Co-author Professor Stephan Lewandowsky, Chair in Cognitive Psychology at the University of Bristol, said: “The distinction between fact-speaking and belief-speaking may explain why three-quarters of Republican voters considered Donald Trump to be honest, despite his extensive record of false and misleading statements.
“The key insight is that one aspect of honesty is sincere expression of one’s beliefs, no matter whether or not they are accurate. This is where Donald Trump scored highly because he always seemed to speak his mind and reported how he felt in the moment.”
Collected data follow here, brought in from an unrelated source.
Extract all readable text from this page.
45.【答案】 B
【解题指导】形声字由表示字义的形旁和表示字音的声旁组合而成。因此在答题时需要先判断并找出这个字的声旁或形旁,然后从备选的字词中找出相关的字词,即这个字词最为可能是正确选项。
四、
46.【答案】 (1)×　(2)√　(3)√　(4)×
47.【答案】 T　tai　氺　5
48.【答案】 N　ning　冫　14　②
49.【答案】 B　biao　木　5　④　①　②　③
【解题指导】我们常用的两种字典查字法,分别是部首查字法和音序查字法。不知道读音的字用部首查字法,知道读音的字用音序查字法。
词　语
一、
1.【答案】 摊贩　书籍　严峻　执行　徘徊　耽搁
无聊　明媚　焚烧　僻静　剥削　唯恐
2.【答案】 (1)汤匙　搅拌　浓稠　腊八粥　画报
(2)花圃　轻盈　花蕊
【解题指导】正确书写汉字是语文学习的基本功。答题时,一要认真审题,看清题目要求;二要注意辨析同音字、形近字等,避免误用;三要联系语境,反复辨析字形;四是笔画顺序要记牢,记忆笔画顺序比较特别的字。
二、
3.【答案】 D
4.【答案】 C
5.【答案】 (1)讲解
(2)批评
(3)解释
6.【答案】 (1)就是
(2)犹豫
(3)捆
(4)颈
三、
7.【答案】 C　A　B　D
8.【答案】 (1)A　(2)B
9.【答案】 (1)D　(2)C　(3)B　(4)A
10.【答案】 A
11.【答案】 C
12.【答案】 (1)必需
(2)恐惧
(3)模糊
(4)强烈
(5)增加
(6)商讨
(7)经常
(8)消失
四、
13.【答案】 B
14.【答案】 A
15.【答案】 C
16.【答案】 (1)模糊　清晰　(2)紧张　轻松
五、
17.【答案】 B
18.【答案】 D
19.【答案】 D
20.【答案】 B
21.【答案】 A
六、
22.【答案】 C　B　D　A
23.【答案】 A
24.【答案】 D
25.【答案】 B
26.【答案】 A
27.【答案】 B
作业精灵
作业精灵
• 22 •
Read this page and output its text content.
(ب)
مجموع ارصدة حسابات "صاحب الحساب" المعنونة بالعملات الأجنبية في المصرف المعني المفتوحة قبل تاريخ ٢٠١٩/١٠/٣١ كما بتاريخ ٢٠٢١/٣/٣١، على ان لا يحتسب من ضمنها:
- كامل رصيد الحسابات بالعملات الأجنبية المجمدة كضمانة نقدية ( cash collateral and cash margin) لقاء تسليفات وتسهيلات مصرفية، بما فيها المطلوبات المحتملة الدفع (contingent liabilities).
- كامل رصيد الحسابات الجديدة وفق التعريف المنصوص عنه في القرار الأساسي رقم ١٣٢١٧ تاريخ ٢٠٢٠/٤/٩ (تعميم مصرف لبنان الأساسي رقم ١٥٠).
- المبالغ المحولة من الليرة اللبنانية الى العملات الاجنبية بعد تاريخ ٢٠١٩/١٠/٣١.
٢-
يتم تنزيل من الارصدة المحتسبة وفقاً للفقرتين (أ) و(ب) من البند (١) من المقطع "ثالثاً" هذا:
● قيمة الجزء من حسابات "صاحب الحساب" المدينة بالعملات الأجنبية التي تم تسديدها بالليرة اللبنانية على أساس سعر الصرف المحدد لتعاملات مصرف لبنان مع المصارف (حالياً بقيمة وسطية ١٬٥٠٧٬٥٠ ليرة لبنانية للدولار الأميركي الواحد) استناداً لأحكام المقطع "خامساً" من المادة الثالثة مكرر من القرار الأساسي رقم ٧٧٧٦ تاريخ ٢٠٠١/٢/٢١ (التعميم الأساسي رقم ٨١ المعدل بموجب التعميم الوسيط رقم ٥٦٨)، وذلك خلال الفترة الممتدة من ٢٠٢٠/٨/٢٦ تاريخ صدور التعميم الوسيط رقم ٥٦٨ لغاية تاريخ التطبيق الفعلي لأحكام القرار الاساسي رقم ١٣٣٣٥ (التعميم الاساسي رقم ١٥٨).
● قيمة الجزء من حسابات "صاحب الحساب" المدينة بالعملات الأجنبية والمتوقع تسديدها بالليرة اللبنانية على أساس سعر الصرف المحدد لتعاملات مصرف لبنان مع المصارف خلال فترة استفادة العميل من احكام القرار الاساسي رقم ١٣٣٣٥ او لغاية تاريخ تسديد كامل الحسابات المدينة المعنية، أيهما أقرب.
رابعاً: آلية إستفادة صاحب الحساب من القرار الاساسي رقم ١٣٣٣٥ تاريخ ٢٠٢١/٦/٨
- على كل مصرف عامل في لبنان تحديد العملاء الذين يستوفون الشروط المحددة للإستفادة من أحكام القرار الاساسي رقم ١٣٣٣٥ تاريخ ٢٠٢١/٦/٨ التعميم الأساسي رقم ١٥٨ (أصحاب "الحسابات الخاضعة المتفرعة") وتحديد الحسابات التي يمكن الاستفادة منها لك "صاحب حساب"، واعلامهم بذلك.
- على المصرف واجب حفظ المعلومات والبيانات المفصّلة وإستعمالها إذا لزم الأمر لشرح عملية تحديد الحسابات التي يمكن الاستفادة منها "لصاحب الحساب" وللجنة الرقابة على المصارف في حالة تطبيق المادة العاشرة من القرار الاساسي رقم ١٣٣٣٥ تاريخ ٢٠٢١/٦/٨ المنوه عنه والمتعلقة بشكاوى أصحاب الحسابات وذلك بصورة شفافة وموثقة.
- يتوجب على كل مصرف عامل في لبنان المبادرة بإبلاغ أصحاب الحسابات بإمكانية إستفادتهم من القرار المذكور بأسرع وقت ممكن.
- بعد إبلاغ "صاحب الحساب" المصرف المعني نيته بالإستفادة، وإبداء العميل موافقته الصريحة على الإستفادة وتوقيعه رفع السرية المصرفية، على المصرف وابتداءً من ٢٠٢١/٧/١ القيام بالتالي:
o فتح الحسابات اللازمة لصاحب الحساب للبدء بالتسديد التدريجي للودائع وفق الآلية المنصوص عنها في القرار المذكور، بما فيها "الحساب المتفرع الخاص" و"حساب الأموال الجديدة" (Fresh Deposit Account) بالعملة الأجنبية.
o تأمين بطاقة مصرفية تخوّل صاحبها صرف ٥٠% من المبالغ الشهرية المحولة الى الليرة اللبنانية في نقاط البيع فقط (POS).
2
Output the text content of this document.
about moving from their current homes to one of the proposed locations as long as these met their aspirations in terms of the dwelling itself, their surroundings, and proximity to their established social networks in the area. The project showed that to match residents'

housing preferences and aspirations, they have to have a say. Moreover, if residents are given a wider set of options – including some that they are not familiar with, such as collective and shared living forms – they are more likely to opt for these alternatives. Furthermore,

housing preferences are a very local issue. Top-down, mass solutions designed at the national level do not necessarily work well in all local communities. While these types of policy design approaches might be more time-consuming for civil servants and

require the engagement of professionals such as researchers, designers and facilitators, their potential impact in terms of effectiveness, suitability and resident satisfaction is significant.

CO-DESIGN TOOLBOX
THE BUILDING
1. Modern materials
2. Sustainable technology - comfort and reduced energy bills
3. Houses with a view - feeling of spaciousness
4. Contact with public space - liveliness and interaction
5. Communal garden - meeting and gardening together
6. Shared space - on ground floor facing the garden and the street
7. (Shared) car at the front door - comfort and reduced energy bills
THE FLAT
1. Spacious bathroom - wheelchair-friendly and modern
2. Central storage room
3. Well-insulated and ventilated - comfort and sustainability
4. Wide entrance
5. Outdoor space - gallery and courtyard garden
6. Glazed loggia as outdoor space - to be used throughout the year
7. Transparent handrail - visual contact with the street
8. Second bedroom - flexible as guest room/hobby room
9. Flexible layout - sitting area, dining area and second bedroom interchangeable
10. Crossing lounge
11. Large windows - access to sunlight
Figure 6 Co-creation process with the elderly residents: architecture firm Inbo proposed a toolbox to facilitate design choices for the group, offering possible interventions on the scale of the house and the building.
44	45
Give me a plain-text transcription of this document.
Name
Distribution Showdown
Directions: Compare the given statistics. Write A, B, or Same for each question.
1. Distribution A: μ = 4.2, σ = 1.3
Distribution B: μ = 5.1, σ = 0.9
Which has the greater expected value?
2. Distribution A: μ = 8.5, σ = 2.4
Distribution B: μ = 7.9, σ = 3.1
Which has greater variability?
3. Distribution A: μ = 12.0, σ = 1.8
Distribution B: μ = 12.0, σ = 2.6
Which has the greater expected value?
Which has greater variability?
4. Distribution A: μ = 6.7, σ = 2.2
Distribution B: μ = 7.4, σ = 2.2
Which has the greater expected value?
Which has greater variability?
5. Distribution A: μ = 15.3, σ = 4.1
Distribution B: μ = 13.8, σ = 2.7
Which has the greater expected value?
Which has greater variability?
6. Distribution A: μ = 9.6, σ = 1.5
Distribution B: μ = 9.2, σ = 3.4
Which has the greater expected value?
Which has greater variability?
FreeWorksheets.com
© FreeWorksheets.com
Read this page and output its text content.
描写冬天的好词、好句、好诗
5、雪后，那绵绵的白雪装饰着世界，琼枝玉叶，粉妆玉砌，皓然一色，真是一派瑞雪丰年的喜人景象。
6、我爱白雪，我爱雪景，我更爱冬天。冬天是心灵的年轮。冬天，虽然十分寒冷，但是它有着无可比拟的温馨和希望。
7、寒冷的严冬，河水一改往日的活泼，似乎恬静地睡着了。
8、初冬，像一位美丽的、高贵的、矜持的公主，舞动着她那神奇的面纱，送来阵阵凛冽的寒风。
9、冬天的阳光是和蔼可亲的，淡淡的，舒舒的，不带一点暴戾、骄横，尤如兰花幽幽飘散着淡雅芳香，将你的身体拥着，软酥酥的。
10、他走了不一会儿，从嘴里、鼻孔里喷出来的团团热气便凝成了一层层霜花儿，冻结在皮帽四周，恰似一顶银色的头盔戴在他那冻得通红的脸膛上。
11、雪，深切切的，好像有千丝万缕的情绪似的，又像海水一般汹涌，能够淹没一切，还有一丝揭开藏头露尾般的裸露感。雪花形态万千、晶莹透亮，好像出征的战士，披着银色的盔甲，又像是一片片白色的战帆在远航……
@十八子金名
To assess the quality of the information on the linked websites, the researchers used data from the renowned fact-checking organisation NewsGuard. NewsGuard has examined several thousand news sites since 2018 with regard to journalistic quality standards and ranked them on a scale from 0 (very untrustworthy) to 100 (very trustworthy).
Republicans: Clear correlation of belief-speaking and poorly rated sources
Using statistical models, the findings demonstrated a clear correlation between the language pattern of belief-speaking and the linking of poorly rated sources, such as low-quality news sites reporting poorly researched ‘facts,’ for Republican members of Congress.
“In spreading their opinions and beliefs on Twitter, the Republicans are moving more and more in the direction of right-wing populists,” added Lasser. “A few years ago, the quality of the linked websites was comparable to those shared by CDU MPs in Germany. Meanwhile, the level has sunk to that of the AfD.”
People might learn to recognize linguistic signals
But there may also be potential solutions that emerge from this research. Lewandowsky said: “Our analysis identified clear linguistic signals associated with the sharing of low-quality information. It follows that the public might learn to recognize these linguistic signals which would enable them to avoid being misled by that information.”
The findings build on previous research, which evidenced the increasing dissemination of untrustworthy information by Republican members of Congress.
From Alternative Conceptions of Honesty to Alternative Facts in Communications by U.S. Politicians
The spread of online misinformation on social media is increasingly perceived as a problem for societal cohesion and democracy.
The role of political leaders in this process has attracted less research attention, even though politicians who ‘speak their mind’ are perceived by segments of the public as authentic and honest even if their statements are unsupported by evidence.
By analysing communications by members of the US Congress on Twitter between 2011 and 2022, we show that politicians’ conception of honesty has undergone a distinct shift, with authentic belief speaking that may be decoupled from evidence becoming more prominent and more differentiated from explicitly evidence-based fact speaking.
We show that for Republicans—but not Democrats—an increase in belief speaking of 10% is associated with a decrease of 12.8 points of quality (NewsGuard scoring system) in the sources shared in a tweet. In contrast, an increase in fact-speaking language is associated with an increase in quality of sources for both parties.
Our study is observational and cannot support causal inferences. However, our results are consistent with the hypothesis that the current dissemination of misinformation in political discourse is linked to an alternative understanding of truth and honesty that emphasizes invocation of subjective belief at the expense of reliance on evidence.